On trouvera dans les documents que vous publiez des expressions dures, elles devraient être commentées. Il faudrait entrer dans des explications que je ne crois pas en ce moment devoir fournir. Vraiment, je ne m’en sens pas libre. Mais je puis vous donner mon sentiment personnel : en quittant Iasnaïa Poliana, Léon Nicolaïevitch voulait s’éloigner aussi bien de certains amis que de sa maison.

Développer l’amour et la paix autour de lui avait été son constant souci. Sa présence n’était plus une cause d’amour et de paix, il se sentait l’objet d’un âpre et tragique débat. Et enfin il est parti pour ne pas compromettre en lui et autour de lui l’effort de toute une vie.

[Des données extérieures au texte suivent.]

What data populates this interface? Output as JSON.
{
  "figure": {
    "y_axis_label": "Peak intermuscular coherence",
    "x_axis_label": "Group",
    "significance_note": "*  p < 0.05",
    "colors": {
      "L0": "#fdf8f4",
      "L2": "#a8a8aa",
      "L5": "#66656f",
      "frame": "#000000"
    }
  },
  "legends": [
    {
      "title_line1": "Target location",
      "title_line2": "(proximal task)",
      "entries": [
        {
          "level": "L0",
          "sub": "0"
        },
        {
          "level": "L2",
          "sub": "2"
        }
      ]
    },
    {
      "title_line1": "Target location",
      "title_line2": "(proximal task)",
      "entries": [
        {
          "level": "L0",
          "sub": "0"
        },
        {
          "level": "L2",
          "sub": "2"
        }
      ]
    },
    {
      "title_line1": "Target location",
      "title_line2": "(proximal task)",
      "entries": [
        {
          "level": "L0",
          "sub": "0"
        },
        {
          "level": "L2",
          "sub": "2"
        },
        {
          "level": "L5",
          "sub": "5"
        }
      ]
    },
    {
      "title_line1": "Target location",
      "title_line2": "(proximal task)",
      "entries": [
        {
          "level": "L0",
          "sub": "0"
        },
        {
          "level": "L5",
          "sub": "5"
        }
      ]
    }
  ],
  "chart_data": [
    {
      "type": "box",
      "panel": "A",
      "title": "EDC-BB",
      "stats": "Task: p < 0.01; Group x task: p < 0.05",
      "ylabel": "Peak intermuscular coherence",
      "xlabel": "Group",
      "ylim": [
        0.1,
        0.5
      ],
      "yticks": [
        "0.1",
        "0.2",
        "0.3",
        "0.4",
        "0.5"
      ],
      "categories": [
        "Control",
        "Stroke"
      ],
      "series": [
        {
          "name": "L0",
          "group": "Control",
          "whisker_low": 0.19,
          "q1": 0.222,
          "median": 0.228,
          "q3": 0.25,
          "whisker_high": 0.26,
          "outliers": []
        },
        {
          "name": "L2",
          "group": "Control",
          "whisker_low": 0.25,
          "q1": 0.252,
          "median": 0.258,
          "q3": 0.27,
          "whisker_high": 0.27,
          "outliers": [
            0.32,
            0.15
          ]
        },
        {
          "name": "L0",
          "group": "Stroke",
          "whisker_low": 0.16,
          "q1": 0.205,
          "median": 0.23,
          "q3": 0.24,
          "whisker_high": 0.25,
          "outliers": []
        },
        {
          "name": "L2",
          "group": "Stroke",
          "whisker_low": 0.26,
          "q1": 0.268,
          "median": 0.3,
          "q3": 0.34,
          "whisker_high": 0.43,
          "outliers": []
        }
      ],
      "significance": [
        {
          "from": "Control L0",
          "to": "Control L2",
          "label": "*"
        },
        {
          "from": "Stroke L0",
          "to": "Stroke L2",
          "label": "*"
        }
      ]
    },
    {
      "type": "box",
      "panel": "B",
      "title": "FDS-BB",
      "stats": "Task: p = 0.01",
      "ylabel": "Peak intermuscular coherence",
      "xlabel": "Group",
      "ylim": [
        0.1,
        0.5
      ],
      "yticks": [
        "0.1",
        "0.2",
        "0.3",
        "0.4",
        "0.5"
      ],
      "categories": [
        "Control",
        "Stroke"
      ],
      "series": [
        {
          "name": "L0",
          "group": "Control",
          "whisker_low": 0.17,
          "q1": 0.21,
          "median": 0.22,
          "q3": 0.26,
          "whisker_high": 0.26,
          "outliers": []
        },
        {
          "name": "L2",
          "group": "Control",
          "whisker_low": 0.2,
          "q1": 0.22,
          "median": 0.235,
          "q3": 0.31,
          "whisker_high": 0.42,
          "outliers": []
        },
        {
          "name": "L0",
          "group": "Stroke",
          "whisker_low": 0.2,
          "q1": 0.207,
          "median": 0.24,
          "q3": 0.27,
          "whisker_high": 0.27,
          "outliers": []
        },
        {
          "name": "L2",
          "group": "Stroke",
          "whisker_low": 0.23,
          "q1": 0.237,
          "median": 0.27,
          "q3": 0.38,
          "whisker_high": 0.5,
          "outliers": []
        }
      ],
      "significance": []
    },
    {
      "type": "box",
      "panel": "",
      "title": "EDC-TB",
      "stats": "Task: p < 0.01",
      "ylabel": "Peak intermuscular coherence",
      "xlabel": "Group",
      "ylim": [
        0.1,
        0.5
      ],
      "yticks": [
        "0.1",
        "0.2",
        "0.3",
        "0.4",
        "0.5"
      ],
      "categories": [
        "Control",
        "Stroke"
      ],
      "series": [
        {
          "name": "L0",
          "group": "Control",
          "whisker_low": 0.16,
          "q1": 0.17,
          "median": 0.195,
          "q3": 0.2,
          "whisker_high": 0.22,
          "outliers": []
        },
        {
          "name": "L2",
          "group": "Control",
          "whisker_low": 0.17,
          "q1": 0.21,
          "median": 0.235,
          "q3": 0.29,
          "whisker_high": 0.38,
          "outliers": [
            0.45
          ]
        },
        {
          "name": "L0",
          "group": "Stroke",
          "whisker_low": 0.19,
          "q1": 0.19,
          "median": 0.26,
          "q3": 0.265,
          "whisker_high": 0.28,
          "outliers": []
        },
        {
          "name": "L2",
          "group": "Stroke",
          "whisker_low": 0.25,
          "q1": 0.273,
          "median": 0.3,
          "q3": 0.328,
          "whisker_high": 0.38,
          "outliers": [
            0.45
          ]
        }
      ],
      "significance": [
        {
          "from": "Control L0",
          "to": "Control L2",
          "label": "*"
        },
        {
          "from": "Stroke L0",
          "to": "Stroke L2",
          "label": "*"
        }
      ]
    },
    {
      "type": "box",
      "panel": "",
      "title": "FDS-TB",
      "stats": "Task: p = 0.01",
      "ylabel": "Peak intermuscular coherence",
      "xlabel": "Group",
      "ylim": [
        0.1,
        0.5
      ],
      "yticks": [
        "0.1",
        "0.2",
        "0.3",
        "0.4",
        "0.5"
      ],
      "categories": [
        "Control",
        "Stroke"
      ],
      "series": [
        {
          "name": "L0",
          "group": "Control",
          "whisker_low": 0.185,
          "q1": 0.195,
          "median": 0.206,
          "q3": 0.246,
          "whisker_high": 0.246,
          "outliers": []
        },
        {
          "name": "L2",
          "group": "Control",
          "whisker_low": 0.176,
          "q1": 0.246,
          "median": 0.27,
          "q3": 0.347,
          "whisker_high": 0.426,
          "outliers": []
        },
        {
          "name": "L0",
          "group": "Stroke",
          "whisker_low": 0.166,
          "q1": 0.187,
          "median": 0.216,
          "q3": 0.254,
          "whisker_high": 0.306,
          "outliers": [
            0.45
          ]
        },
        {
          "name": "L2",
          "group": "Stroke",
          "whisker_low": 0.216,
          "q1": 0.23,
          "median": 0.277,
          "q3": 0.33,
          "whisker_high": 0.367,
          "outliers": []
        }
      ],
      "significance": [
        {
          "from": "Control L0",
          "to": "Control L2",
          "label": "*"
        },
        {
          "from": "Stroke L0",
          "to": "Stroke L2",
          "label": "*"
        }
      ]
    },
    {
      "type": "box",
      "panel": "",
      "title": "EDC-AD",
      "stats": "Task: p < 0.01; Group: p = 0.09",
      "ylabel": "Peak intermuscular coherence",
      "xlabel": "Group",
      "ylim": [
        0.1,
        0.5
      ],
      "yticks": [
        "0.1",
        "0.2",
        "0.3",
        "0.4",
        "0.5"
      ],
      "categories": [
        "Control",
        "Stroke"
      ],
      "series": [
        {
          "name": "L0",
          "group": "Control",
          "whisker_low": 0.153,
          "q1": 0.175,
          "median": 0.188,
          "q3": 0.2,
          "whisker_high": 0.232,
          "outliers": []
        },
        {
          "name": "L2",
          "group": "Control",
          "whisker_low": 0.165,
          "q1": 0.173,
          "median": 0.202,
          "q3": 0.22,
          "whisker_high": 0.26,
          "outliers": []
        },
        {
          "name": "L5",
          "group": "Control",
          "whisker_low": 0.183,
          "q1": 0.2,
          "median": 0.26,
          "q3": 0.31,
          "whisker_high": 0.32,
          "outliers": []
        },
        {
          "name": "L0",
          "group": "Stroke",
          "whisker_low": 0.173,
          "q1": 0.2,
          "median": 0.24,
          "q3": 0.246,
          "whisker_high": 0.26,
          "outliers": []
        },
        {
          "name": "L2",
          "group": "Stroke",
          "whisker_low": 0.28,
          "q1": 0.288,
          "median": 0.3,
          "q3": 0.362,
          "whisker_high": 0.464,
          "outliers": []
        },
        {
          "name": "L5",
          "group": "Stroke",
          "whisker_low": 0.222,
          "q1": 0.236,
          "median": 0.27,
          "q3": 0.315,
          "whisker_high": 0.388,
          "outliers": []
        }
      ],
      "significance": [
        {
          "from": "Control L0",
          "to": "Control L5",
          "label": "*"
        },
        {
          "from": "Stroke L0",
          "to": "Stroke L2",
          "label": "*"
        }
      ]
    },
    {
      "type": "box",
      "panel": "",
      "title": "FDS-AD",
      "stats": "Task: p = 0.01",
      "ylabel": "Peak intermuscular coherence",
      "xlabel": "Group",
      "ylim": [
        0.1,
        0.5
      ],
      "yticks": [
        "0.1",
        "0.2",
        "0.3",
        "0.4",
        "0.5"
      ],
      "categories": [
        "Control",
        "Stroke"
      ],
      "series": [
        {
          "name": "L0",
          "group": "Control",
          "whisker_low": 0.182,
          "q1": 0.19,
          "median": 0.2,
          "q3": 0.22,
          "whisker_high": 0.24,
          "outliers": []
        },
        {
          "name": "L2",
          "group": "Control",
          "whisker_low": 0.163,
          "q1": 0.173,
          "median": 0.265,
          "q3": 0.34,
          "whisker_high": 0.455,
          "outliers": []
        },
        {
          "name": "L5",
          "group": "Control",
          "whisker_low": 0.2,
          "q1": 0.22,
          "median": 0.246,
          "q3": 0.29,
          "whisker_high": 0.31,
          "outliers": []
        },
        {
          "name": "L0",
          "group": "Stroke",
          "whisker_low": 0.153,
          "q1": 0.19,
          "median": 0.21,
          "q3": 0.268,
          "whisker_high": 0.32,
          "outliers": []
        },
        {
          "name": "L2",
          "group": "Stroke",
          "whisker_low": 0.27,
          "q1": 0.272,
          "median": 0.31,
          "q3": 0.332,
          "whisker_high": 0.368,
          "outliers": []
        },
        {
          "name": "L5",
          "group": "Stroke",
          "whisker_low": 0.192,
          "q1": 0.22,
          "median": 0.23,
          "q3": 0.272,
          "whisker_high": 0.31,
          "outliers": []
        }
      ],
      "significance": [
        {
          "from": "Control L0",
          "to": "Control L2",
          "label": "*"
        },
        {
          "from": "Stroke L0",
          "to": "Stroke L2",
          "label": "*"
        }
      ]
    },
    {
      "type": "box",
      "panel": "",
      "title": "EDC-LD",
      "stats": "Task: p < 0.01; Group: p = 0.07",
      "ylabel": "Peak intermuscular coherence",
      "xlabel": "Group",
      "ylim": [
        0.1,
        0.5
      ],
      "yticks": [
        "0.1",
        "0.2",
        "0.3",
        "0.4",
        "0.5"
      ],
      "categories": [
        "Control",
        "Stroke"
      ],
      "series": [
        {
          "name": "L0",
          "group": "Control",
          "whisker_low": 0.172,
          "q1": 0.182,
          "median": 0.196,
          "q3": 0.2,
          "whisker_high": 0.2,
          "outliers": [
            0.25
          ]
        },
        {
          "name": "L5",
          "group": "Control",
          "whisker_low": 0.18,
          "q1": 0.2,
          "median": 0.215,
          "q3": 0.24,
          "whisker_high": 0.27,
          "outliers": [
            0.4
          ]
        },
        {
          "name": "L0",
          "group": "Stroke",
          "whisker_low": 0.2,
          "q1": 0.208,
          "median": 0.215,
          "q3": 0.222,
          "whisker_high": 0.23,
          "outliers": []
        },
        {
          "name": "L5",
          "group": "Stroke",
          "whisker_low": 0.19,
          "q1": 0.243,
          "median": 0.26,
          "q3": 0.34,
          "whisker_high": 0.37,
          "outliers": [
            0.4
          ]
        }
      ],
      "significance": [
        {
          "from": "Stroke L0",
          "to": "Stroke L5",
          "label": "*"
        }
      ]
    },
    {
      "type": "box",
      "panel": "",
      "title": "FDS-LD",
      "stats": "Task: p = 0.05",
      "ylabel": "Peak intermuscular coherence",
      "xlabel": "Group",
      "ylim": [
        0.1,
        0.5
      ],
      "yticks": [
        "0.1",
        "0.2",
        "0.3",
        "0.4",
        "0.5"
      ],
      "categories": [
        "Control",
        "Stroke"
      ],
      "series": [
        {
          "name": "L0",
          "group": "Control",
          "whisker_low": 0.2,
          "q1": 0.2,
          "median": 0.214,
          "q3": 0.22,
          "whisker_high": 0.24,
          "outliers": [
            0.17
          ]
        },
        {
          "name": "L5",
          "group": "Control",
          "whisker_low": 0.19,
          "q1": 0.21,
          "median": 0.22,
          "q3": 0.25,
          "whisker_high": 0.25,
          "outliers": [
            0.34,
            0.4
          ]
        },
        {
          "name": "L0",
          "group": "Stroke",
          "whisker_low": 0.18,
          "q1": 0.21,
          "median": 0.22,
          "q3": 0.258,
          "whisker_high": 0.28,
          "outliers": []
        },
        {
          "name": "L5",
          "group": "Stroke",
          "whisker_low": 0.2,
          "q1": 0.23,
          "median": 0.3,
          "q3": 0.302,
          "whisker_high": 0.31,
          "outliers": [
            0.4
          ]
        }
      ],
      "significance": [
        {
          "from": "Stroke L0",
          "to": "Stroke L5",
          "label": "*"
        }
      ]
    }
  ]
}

Avant de quitter pour toujours Iasnaïa Poliana, Léon Nicolaïevitch voulut dire adieu à l’une de ses disciples, la vénérable Maria Alexandrovna Schmit. Il lui confia son projet. Elle lui dit : « Eh bien ! c’est une faiblesse. » Et le Comte lui répondit d’un mot, mot de demi acquiescement : « Pojaloui. » « Peut‑être avez-vous raison. »

Je puis vous l’affirmer. Madame Schmit, une sainte femme, voyait comme moi en la Comtesse Tolstoï une malade. Comme moi elle la plaignait. Au matin du départ elle se portait à son secours et restait à son chevet. Quant au Comte, son maître, vous le voyez aussi, elle le jugeait capable de faiblesse.

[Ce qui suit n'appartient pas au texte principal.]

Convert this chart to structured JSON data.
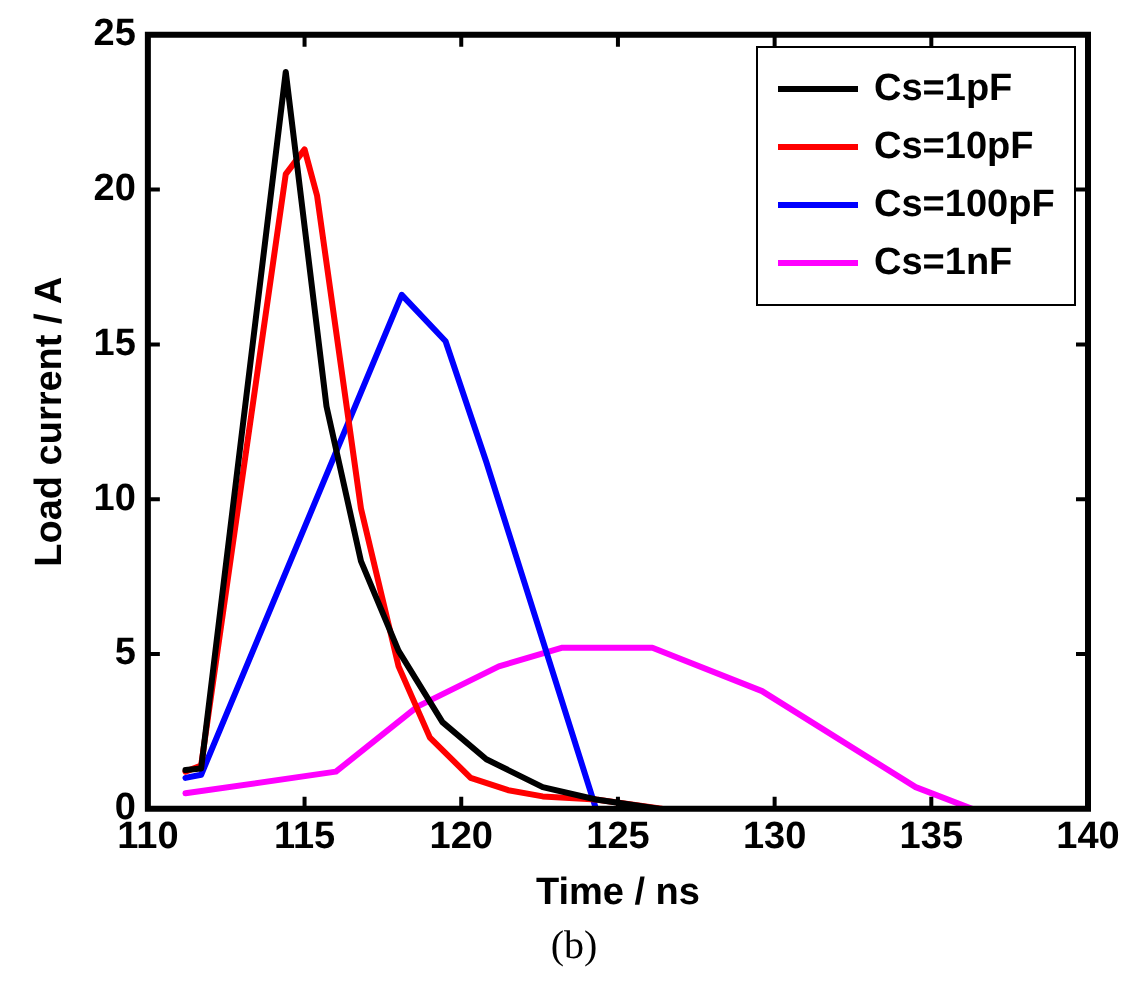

Pourquoi vouloir, comme certains, faire du Comte Tolstoï un héros et un saint ? Pourquoi voir dans ce douloureux départ une sorte de fuite au désert ?

Les faiblesses d’un homme de génie, les souffrances d’une femme, ne peuvent que les rapprocher de nous : comprendre et aimer l’homme de génie, plaindre la femme nous est d’autant plus facile que l’un aura été faible et l’autre malheureuse.